The Joy Luck Club, Waiting to Exhale, The Saving Graces, Sex and the City: these stories of female friendship hinge on the fact that they are groups of four. Four is a good number for women; it allows everyone a pair, and a flexible coupling at that. WHAT NORMAL LOOKS LIKE examines the lifelong friendship of three women .Three can be a disastrous number among females. The last sentence is all you need
Abby, Nora, and Maude have been best friends since they were twelve. For ten years they were plaited as tightly as a mountain climber’s rope, but over the past decade they’ve become a line unraveled with Abby desperately trying to weave them back together.
But when Abby and her daughter are in a tragic accident that leads to the amputation of the girl’s hand, Abby’s adoration of her daughter coupled with her grief launches an obsession so disturbing, she withdraws completely from her friends. (this is general twaddle..be specific.. does she convert to Scientology and marry Tom Cruise..what??) Nora, meanwhile, feels trapped in what increasingly seems like a marriage of convenience. ( I see we're back to Tom Cruise) She longs for a more meaningful connection with a man. The man she has in mind, however, is her first love, Graham, who is now married to Maude. Maude is a well deep with secrets. She’s engaged in a sporadic and passionate affair with the man she believes to be her adopted brother and discovers she’s pregnant. (Jerry Springer! Calling Jerry Springer!) When the prenatal tests produce a shocking discovery, (alien babies!!-does this occur in chapter 14 by any chance) she feels utterly alone without Abby and Nora. They are the only ones to whom she could possibly confide her secret.
With Abby entrenched in misery, Nora and Maude must bury the past if they are to exhume the lost soul of their friend. Maude is forced to confront the betrayal that splintered their threesome years ago, and Nora plots to right the wrong by taking back what was first hers: Graham. If they cannot find a way to rely on each other again, Abby will have no rope to pull her from the depths of despair; Nora’s contempt for her marriage and reignited infatuation with Graham will devastate the life she’s made for herself; and Maude will have no one to see her through the pregnancy she should not carry to term.
Thank you in advance for your time and consideration. I have included the first page; however, the full manuscript is available upon request.
I look forward to hearing from you.
I'd stop here.
There's nothing enticing about this at all.
It's dreary misery.
Those books/movies you mentioned at the start? They were FUNNY! And sexy! And enticing.
I'm not sure misery would have ever been used in a cover letter pitching any of those books.

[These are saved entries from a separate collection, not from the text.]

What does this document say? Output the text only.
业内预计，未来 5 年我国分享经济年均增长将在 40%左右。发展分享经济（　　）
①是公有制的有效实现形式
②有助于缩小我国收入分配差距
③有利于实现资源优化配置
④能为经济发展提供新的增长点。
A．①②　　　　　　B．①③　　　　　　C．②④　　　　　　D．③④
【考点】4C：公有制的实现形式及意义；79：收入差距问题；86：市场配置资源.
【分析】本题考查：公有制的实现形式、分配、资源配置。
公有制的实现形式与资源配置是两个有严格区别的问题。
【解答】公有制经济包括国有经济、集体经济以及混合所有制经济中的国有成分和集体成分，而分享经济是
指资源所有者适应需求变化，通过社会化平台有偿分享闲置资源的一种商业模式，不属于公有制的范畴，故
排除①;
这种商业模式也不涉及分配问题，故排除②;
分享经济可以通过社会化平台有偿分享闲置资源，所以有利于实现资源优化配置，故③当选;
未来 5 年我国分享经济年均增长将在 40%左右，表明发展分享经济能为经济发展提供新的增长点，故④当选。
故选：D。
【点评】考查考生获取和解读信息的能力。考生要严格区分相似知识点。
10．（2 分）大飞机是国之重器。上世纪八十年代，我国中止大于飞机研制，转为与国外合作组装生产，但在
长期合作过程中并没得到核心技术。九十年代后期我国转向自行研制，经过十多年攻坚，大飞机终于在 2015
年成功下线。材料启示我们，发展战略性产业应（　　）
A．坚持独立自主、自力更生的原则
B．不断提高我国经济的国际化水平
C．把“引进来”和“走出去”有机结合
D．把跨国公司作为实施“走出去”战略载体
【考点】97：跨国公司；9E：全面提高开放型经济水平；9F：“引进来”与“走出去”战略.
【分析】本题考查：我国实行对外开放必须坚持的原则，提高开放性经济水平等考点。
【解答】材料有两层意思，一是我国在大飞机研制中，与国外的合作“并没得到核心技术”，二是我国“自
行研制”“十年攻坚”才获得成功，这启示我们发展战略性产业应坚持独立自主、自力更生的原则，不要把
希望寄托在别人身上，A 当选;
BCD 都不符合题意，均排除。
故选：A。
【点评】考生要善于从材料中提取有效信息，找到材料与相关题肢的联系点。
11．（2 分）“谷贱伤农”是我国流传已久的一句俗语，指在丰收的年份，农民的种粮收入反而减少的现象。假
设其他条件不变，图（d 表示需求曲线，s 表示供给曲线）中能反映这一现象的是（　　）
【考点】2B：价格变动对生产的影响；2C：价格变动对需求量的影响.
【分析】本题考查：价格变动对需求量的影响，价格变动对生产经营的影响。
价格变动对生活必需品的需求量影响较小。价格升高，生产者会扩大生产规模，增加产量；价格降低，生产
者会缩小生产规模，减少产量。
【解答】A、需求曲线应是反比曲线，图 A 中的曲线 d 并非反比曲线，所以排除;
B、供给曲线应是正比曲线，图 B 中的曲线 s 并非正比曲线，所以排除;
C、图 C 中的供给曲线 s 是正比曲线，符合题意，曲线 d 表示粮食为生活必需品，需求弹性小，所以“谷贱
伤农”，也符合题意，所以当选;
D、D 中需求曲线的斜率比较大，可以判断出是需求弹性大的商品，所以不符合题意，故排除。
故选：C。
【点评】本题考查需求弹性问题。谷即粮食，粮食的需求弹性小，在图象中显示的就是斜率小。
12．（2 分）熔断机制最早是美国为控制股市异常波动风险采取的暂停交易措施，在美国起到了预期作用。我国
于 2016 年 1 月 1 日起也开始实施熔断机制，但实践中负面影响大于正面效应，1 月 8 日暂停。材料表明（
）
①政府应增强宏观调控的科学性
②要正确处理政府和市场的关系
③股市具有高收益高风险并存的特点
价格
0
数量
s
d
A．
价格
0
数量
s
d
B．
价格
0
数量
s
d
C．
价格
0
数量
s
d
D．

and of course a maimed child to top it all off.
1 Abigail Jane Hart
The thought came to Abby in a flash, and she pushed it out of her mind as quickly as it had come. It was hours after the accident, hours that felt like days, days that seemed so long ago it was as if they were from a different life completely. Abby had sent Peter home to shower and maybe rest, but she refused to leave their daughter’s side. Lucy – Luce – was in critical, if stable, condition. The surgery had taken longer than expected. They hadn’t been able to repair the damage; drastic measures were taken to save her life. But they couldn’t save Lucy’s hand. Abby’s head pounded. Sleep was unimaginable. She replayed again and again the moments before it happened. Maybe if she hadn’t been so anxious to get home. Maybe if they’d stopped for a drive-thru ice cream cone because Lucy was hungry. Maybe if her mind hadn’t been elsewhere. Maybe if Abby had done one thing differently, she wouldn’t have been at that exact place, at that exact time. She stared at the tiny figure, watched the gentle rise and fall of Lucy’s breath beneath the blue blanket on the hospital bed, looked at her face, her matted hair, at anything other than the bandages. Consumed with guilt and grief and regret, that’s when it struck her. But what entered Abby’s mind was so gruesome, so disturbing, she willed it away. And each time after that. And each time after that.
It had been a regular day. There were no omens looming, no symbols presenting themselves as they might in a book. The three of them had slept in. It was nearly nine when Lucy first awoke and padded into her parents’ bedroom announcing that she’d kept her sheets dry for the third night in a row. Abby pulled Luce into bed between them.
There's no action. There's no dialogue. There's nothing here but the wine-dark sea of remorse. The only thing that would make this less appealing is rain, a dead dog, and no gin pail in sight.